Il y a bien l’annonce d’un processus multilatéral pour déterminer d’ici 2015 de nouveaux objectifs de développement durable donnant suite aux Objectifs du Millénaire pour le développement. L’intention formulée de développer un nouvel indicateur de croissance complémentant le PIB pour tenir compte de critères environnementaux et sociaux est aussi intéressante. À cela s’ajoutent des initiatives qui seront souvent d’adoption volontaire.
Pour le reste, il s’agit essentiellement d’ajustements à la marge de la gouvernance multilatérale de l’environnement. Avec le « renforcement » du Programme des Nations unies pour l’environnement et la création d’un Forum politique de haut niveau au mandat encore flou, nous sommes loin de l’Organisation mondiale de l’environnement qui est réclamée depuis plusieurs années.
Ce « renforcement » du cadre institutionnel n’arrivera jamais à porter les engagements environnementaux des États au même niveau de contrainte légale que les accords de l’Organisation mondiale du commerce. L’importance accordée à l’environnement et au commerce continue d’être déséquilibrée, au détriment évident du premier.
La déclaration de Rio+20 se démarque aussi par de nombreuses abdications. Des actions essentielles à l’amorce de la transition écologique, accompagnées d’objectifs ambitieux et d’échéancier clairs, ont été rejetées par les leaders mondiaux.
Parmi celles-ci : l’abolition urgente des 730 milliards de dollars en subvention aux combustibles fossiles, une aide financière accrue pour l’éradication la pauvreté et la transition dans les pays en développement, un engagement fort en vue de la protection des océans, une accélération de la lutte contre les changements climatiques et contre la perte de la biodiversité, etc.
Économie verte ?
La notion d’économie verte – qui accapare plus de trois pages de la déclaration – aurait d’ailleurs pu servir à élucider ce dilemme, ne serait-ce qu’en théorie. Mais l’économie verte n’aura jamais fait consensus et se trouve finalement dépouillée de toute ambition, voire de toute précision utile sur la signification même du terme.
L’économie verte est définie dans la déclaration en fonction de « ce qu’elle n’est pas » et de « ce qu’elle devrait être » : elle ne devrait pas constituer un ensemble de « règles rigides », et elle devrait respecter la souveraineté des États. C’est donc dire qu’elle est optionnelle et qu’aucune mesure ou stratégie précise n’est évoquée.

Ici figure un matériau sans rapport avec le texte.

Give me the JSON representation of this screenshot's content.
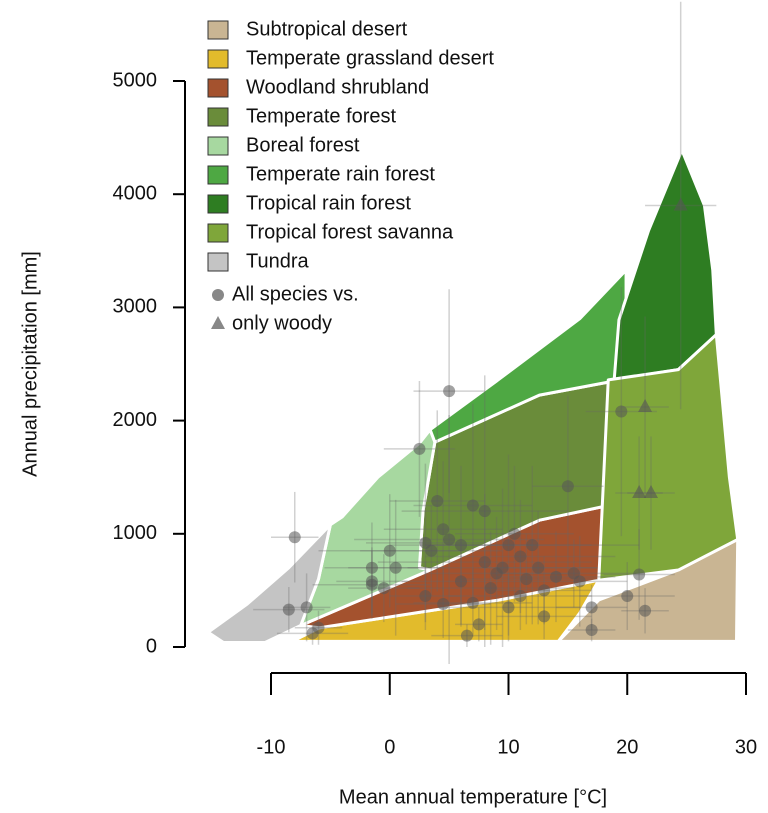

En fin de compte, on comprend de l’économie verte qu’elle devrait contribuer à « accomplir un développement durable dans ses trois dimensions » (le social, l’environnement et l’économie). Or, pourquoi inventer une nouvelle notion qui ne fait que dupliquer le développement durable, avec un pilier social affaibli ? Cela ne vient qu’ajouter une couche de confusion sur un concept de développement durable déjà souvent galvaudé.
Il faut admettre que la section sur l’économie verte a été largement amendée à la suite des interventions des pays en développement. Présentement, 1,4 milliard d’êtres humains n’ont pas accès à l’électricité, plus d’un milliard n’ont pas accès à l’eau potable et un milliard souffrent de la faim. Face à ces constats, les priorités des pays en développement sont d’assurer l’éradication de la pauvreté et d’obtenir du soutien pour leur transition écologique. Ils craignaient notamment que l’économie verte n’ouvre la porte à l’imposition de mesures protectionnistes par les pays développés et à de nouvelles conditions dans l’obtention de l’aide internationale.
Le gouvernement canadien
Encore une fois, le gouvernement canadien a été qualifié de « voyou » à Rio. Sur une série d’enjeux clés, le gouvernement Harper a contribué à torpiller les négociations : création d’une Organisation mondiale de l’environnement, accroissement de l’aide financière aux pays en développement, abolition rapide des subventions aux combustibles fossiles, création d’un traité pour la protection des océans, etc.
Le ministre Peter Kent aura aussi poussé l’arrogance jusqu’à affirmer que les groupes de la société civile tiennent un discours idéologique. C’est peut-être la raison qui pousse le gouvernement conservateur à bâillonner les groupes environnementaux canadiens avec le projet de loi C-38.
Notons qu’à Rio, contrairement à la pratique courante, la délégation canadienne a refusé de rencontrer officiellement les grandes organisations environnementales canadiennes. Voilà le type de décision qui contribue à la dynamique d’affrontement que le gouvernement conservateur qualifie d’idéologique.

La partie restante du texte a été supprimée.